Aug 17 2017
A drug-like molecule developed by Duke Health researchers appears to intercede in an inflammatory response that is at the center of a variety of diseases, including some cancers, rheumatoid arthritis and Crohn's disease.
The molecule, called Takinib, works on a cell-signaling protein called tumor necrosis factor alpha, or TNF-alpha, which is a major contributor to tissue inflammation. In recent years, several biological drugs have been developed to interfere with TNF-alpha and treat both auto-immune disorders and some cancers, but patients often develop resistance or side effects.

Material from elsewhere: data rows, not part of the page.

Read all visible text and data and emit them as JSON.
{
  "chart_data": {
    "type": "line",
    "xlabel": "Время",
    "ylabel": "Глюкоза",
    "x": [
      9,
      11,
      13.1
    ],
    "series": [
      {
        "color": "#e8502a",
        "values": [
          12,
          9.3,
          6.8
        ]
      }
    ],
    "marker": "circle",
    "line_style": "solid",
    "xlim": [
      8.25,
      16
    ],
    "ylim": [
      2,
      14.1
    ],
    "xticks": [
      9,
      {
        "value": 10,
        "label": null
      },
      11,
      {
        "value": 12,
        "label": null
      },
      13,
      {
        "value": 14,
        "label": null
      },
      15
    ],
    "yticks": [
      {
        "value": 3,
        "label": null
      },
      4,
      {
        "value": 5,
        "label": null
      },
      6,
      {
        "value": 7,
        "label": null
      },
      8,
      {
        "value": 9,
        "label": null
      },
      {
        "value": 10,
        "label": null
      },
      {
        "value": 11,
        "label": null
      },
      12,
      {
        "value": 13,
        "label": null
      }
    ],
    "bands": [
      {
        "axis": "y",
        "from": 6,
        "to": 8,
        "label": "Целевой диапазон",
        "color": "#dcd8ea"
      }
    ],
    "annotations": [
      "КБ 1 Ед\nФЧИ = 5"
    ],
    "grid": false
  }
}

The Duke team, lead by Timothy Haystead, Ph.D., a professor in the Department of Pharmacology and Cancer Biology, and Emily Derbyshire, Ph.D., assistant professor in the Department of Chemistry, conducted cell-based experiments to learn how the Takinib molecule influences a series of events to suppress cell death. Their work appears in the Aug. 17 issue of the journal Cell Chemical Biology.
The researchers found that Takinib inhibits an enzyme called TAK-1, which serves as a switch controlling cell survival in the TNF-alpha signaling process.
"The delicate balance between survival and death is often disrupted in disease, and this molecule is able to target the process," Haystead said. "This compound could potentially enhance the positive parts of TNF-alpha by only targeting tumor cells or inflammatory cells."
The compound also appears to be effective in small amounts, potentially reducing the toxicity that has been shown in biological compounds targeting the same inflammatory pathway.
Derbyshire said additional studies are underway to test Takinib in animals, focusing first on the molecule's effects in rheumatoid arthritis to determine whether it could have therapeutic benefit and then expanding to other diseases, including malaria.
"Takinib is unique for its ability to selectively target a pathway, since many inhibitors shut everything down," Derbyshire said. "It appears to have a more surgical ability to inhibit this pathway."